Educational travels and laboratory visits were commonplace events in nineteenth and early twentieth-century physiology. Physiologists traveled to meet colleagues, train in the labs of experts, learn new methods, and study new instruments before deciding whether to acquire or build their own. Such travels allowed them to establish networks, exchange knowledge, coordinate cooperative research, and situate their labs within the international disciplinary context.

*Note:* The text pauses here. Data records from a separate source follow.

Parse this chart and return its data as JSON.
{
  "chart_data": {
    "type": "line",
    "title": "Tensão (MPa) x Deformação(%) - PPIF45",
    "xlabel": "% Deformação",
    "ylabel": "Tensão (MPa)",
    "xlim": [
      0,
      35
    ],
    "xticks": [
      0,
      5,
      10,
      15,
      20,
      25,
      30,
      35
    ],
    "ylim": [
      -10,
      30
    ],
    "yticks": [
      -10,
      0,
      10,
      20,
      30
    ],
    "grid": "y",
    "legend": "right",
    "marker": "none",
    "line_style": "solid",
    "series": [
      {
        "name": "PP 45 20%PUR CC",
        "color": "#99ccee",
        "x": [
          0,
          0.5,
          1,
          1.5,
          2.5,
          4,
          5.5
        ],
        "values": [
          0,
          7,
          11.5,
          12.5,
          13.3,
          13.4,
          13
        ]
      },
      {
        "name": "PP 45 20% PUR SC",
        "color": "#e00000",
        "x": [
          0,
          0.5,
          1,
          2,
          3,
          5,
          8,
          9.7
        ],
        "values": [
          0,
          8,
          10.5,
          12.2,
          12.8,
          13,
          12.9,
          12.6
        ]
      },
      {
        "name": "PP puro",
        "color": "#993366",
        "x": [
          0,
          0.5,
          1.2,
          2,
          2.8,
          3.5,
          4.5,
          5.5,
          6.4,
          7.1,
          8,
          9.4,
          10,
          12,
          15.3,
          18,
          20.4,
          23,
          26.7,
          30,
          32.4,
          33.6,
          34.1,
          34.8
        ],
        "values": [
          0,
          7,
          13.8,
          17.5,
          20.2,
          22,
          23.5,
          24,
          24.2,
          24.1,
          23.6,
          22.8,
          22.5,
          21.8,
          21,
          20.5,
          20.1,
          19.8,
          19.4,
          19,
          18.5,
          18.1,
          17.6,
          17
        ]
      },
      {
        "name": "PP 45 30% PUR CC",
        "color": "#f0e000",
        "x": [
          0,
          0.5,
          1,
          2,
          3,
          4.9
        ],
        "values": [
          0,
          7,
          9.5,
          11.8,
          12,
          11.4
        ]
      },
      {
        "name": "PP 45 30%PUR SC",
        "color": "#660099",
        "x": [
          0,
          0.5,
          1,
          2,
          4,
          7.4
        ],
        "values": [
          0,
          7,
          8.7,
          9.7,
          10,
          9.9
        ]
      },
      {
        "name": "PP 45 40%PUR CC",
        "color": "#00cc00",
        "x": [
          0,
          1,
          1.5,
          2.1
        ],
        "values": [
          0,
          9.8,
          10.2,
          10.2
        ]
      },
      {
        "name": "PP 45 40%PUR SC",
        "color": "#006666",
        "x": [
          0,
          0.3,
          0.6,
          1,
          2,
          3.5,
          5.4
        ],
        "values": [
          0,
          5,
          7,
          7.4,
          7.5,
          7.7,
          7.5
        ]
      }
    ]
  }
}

In 1907, Francis Gano Benedict, the newly-appointed director of the equally new Carnegie Institution Nutrition Laboratory, undertook the first of what was to become a regular series of tour of European physiology laboratories. In total, Benedict travelled to Europe seven times between 1907 and 1932, visiting numerous countries and dozens of labs where metabolism and nutrition research was conducted on humans and animals. Benedict compiled extensive reports of these visits for the Carnegie Institution, describing in detail the laboratory setups, instruments, and research programs, but also how the physiologists he visited assessed each another. Benedict’s written reports are illustrated by hundreds of photographs of the labs and their personnel, instruments, and portraits of colleagues.
These seven volumes of laboratory descriptions and photographs covering several dozen laboratories over a 15-year time period give a unique synchronic and diachronic history of European physiology laboratories and, through Benedict’s commentary, of the changing relationship between European and American science in the early twentieth century. This project utilized the volumes to explore the foreign laboratory visits by Francis Gano Benedict.